Der Dialog verläuft, wenn er sich selbst recht versteht, nach den Prinzipien der Wahrheit und der Freiheit. Im gemeinsamen Dialog hat jeder Teilnehmer gleiche Chancen. Das Gespräch gelingt nur durch die Antizipation, „dass beide Parteien auf der Ebene grundsätzlicher Gleichberechtigung und Freiheit in voller Offenheit miteinander zu sprechen bereit sind. Das erfordert nicht nur, dass derjenige, der es eingeht, diese Voraussetzungen bei sich selbst realisiert, sondern das hängt auch davon ab, ob der Partner auf ein unter diesen Voraussetzungen geführtes Gespräch einzugehen bereit ist. Das Eingehen des Gesprächs ist also immer ein Wagnis und erfordert von den Beteiligten Mut und Überwindung der natürlichen Selbstbezogenheit.“ Äußere Überlegenheit und der Zwang des Mächtigeren dürfen bei der Wahrheitsfindung des Dialogs keine Rolle spielen.
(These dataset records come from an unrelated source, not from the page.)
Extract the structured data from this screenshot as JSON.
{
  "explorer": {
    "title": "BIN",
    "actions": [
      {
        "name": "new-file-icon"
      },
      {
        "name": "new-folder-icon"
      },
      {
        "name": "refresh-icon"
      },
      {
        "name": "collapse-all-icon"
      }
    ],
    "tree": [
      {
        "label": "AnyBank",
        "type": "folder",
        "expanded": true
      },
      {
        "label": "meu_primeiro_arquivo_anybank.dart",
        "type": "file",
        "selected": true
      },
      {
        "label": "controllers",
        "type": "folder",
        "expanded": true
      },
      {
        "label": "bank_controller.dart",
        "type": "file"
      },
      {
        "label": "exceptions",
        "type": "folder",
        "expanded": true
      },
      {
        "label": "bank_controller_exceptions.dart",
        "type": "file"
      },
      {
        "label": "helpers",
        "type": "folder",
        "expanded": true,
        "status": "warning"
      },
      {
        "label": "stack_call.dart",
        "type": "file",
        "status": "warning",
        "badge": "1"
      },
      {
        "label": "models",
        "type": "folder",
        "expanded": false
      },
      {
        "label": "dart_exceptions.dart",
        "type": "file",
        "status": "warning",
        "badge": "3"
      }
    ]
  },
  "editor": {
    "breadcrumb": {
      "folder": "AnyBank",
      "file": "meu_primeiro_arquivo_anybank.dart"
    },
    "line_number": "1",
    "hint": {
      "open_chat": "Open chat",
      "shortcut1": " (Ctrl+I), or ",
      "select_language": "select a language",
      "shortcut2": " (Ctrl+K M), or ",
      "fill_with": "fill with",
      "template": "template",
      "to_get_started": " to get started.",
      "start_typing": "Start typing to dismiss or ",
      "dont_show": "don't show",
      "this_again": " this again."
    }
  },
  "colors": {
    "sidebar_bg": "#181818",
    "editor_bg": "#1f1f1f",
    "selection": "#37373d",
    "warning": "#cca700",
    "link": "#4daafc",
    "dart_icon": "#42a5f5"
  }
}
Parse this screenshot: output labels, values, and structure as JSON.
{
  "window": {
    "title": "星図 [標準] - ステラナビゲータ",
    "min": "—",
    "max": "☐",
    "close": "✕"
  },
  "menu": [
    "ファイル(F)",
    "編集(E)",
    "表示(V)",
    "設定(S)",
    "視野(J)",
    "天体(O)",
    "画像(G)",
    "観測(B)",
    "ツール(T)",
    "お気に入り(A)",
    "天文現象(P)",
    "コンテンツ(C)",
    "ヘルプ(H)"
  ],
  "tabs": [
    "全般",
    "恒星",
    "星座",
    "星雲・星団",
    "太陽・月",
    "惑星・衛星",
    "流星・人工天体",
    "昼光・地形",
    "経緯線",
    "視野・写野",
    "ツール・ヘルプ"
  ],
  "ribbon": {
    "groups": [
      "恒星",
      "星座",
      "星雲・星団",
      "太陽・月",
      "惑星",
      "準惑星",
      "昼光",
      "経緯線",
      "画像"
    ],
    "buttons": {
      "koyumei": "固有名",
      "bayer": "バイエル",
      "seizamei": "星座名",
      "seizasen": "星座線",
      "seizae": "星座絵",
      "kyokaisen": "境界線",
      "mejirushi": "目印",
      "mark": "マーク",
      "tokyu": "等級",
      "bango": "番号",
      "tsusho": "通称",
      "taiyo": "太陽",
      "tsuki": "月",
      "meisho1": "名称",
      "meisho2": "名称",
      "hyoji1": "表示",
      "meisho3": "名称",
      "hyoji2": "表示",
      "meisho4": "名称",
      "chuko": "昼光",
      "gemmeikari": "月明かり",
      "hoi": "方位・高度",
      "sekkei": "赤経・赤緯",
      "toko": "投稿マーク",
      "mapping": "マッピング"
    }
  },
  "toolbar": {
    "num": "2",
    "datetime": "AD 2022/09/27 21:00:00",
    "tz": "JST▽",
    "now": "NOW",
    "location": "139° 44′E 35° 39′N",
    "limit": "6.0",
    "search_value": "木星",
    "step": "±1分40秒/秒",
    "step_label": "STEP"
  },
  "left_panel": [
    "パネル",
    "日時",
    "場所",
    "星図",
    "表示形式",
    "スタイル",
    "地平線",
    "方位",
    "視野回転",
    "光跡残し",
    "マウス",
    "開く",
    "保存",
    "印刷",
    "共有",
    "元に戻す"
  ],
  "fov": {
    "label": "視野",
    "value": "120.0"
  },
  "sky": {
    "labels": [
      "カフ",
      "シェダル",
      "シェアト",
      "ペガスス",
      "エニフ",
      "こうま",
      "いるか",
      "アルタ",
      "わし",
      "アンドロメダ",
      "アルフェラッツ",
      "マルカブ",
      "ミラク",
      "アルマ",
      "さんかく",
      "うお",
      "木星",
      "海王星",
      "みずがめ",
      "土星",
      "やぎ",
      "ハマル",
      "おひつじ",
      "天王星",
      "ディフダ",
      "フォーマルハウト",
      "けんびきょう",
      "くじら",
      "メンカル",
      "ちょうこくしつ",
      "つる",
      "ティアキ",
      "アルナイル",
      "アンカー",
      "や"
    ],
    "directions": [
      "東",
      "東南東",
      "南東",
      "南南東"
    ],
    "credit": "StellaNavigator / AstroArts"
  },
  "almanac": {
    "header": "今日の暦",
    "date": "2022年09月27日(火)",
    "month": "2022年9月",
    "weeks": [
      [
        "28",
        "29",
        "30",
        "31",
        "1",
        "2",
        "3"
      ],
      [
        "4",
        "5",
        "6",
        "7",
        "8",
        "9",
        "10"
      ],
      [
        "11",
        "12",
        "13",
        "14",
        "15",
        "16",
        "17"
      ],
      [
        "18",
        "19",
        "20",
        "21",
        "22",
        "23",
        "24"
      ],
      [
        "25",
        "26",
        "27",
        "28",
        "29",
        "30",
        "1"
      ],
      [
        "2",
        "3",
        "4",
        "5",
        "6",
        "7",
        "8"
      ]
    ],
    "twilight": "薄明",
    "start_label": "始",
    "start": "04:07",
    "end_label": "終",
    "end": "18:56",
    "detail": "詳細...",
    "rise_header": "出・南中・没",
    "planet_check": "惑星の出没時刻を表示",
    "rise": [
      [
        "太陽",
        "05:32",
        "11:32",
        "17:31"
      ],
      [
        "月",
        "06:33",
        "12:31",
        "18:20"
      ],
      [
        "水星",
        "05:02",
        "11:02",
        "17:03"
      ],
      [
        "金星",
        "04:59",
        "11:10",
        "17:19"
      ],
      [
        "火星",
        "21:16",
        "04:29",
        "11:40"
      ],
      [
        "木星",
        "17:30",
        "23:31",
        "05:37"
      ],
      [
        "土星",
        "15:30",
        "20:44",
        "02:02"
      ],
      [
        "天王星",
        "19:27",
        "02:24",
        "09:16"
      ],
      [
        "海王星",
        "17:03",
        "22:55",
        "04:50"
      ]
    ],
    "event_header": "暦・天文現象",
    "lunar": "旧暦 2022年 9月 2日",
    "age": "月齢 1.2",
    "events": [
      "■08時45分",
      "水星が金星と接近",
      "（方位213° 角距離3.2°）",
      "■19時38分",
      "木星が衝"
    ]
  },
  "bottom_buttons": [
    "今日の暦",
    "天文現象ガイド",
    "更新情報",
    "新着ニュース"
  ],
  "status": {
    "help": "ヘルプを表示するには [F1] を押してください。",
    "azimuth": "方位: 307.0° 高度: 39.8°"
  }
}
Wer sich auf einen Dialog einlässt, muss ferner ein gewisses symmetrisches Verhältnis von Hören und Sprechen zu wahren wissen und auf jede Form von „Gewaltanwendung“ außer der Kraft der Argumente verzichten. Damit ein solcher Dialog überhaupt gelingen kann, muss eine hohe Solidarität vorausgesetzt werden. Ein wirklicher Dialog ist also recht anspruchsvoll, wird allzu leicht verletzt und gelingt darum gar nicht so oft, wie man vielleicht denkt.
III.
Dienst und Dialog als Vollzugsweisen des Kircheseins kreisen nicht um sich selbst. Sie verdoppeln nicht einfach das, was die Welt schon selber weiß. Sie bringen eine eigene Botschaft. Wir nennen heute mit einem biblisch?theologischen Grundbegriff den Inhalt und auch die Form der Vermittlung dieser Botschaft „Evangelium“. Das Evangelium ist „die Einladung zum Glauben an Gottes geschichtliche Nähe in Jesus Christus. Diese Einladung ergeht in der Botschaft der Bibel und hat als solche heilschaffende Kraft.“ Es ist eine Botschaft, die dem Menschen Heil und Glück, Ganzheit und Vollendung bringen kann. „Evangelium“ ist natürlich nicht nur die Chiffre für ideologische Wünsche und Forderungen einzelner, ganzer Gruppen oder des Zeitgeistes. Das Evangelium von der rettenden Nähe Gottes ergeht in Jesus Christus, dem „treuen Zeugen“ des Vaters. In ihm, dem Sohn, ist grundsätzlich alles gesagt, was Gott dem Menschen von sich selbst enthüllt und mitteilt. Es ist die Botschaft von einem Gott, der voll und ganz, nicht mehr überholbar und reuelos, in unsere Geschichte eingetreten, selbst geschichtlich geworden ist. Das Evangelium ist die wirkmächtige und befreiende Botschaft Gottes selbst, sodass es nicht in seiner Kraft entleert wird, wenn es in unsere endliche, sterbliche Wirklichkeit kommt. Darum ist es auch ein heilschaffendes Wort, das nicht nur in diesem Leben gilt, sondern das in Jesus Christus durch den Abgrund des Todes gegangen ist und durch den Sieg über den Tod in der Auferstehung in allen Situationen des Lebens und des Sterbens einen letzten Halt bietet. Diese Botschaft behält Gottes Kraft, auch wenn sie in unsere Schwachheit kommt und manchmal ohnmächtig die Welt zu durchdringen sucht.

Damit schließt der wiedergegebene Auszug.